Дома впереди медленно приближаются и неожиданно ложатся на бок. Ну, не фига ж себе! А, это не дома, это опять тут сугроб. Безобразие, сугроб на сугробе, девушке домой не дойти! Почему-то с каждым падением подниматься становится всё сложнее и всё сильнее мешает шуба. Вообще — зачем она мне?
На улице такая теплынь, даже жарко. Наверное, уже давно весна. Сейчас я её сниму и вот тут, где-то тут была скамейка, повешу. Пусть повисит. Точно.
Скамейка и вправду находится довольно быстро. Правда, она занята. Это просто безобразие. Я некоторое время пытаюсь рассмотреть тех, кто нагло расселся на спинке моей скамейки, но огоньки их сигарет дают слишком мало света и мне это не удаётся. Оставив все попытки опознать наглецов, я громко заявляю: "Эй!" А что, собственно, я хотела сказать?
— Тебе чё, коза? — спрашивают меня. Я оглядываюсь, даже поворачиваюсь, чтобы найти эту самую козу. Вот смешные, тут же никого нет, кроме меня. Я хохочу и начинаю снимать шубу.
— Э, ты чё, совсем? — один из сидящих встаёт и направляется ко мне. О, какой молодец! Пусть поможет, а то я совсем заблудилась в рукавах.
— Максимова? — парень наклоняется к моему лицу. — Максимова, это ты???
Я? Да, это я, ну и что? Уф, устала-то как, а ещё целый рукав остался.
— Не х... себе! Оденься, мороз же, идиотка.
— Твоя знакомая? — интересуются со скамейки.
— Учимся вместе.
— Ну, давай её сюда!
— Не, пусть валит, она не из этих, проблем потом не оберёшься... Максимова, ты где так нажралась? — меня, вот обидно-то! — запихивают обратно в шубу, застёгивают и, развернув по направлению к дому, дают под зад ускорение. — А ну, быстро, бегом!

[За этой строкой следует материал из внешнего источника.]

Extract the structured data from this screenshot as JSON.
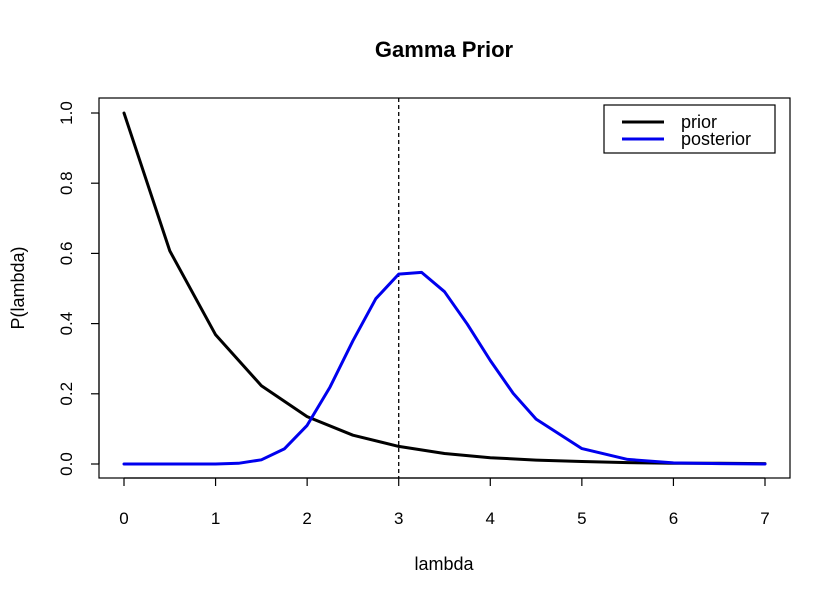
{
  "chart_data": {
    "type": "line",
    "title": "Gamma Prior",
    "xlabel": "lambda",
    "ylabel": "P(lambda)",
    "xlim": [
      0,
      7
    ],
    "ylim": [
      0,
      1.0
    ],
    "x_ticks": [
      "0",
      "1",
      "2",
      "3",
      "4",
      "5",
      "6",
      "7"
    ],
    "y_ticks": [
      "0.0",
      "0.2",
      "0.4",
      "0.6",
      "0.8",
      "1.0"
    ],
    "grid": false,
    "legend_position": "top-right",
    "vline": {
      "x": 3,
      "style": "dashed",
      "color": "#000000"
    },
    "series": [
      {
        "name": "prior",
        "color": "#000000",
        "x": [
          0,
          0.5,
          1,
          1.5,
          2,
          2.5,
          3,
          3.5,
          4,
          4.5,
          5,
          5.5,
          6,
          6.5,
          7
        ],
        "values": [
          1.0,
          0.607,
          0.368,
          0.223,
          0.135,
          0.082,
          0.05,
          0.03,
          0.018,
          0.011,
          0.007,
          0.004,
          0.002,
          0.002,
          0.001
        ]
      },
      {
        "name": "posterior",
        "color": "#0000ee",
        "x": [
          0,
          0.5,
          1,
          1.25,
          1.5,
          1.75,
          2,
          2.25,
          2.5,
          2.75,
          3,
          3.25,
          3.5,
          3.75,
          4,
          4.25,
          4.5,
          5,
          5.5,
          6,
          6.5,
          7
        ],
        "values": [
          0,
          0,
          0,
          0.002,
          0.012,
          0.043,
          0.11,
          0.219,
          0.351,
          0.471,
          0.541,
          0.546,
          0.491,
          0.398,
          0.295,
          0.201,
          0.128,
          0.044,
          0.013,
          0.003,
          0.001,
          0
        ]
      }
    ]
  }
}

Мозги не работают совсем, но команда выполняется чётко — ноги бегут.... Ну, как могут... Вот кто это был, интересно, лицо вроде знакомое... Одноклассник, говорит. Надо же...
Подхожу к дому, начинаю понемногу соображать. Мамочка моя, это же я чуть не влипла... И что ж я так напилась-то, боже мой... Ну, Ленка! "За нас, женщин!" — это я помню, потом как-то не очень, туманно всё, и "На посошок" — это уже на лестнице... Блин. Тихо посидели, называется. Стыдуха-то какая... Ищу в сумке ключи, голова кружится и перед глазами плывёт, поэтому в замок попадаю не сразу. Дверь открывается и на пол падает сложенный листок бумаги. Я смотрю на него, не очень понимая, что это. Беру в руки, разворачиваю и пытаюсь прочитать два торопливо написанных предложения. Так. Вообще-то в прихожей можно зажечь свет.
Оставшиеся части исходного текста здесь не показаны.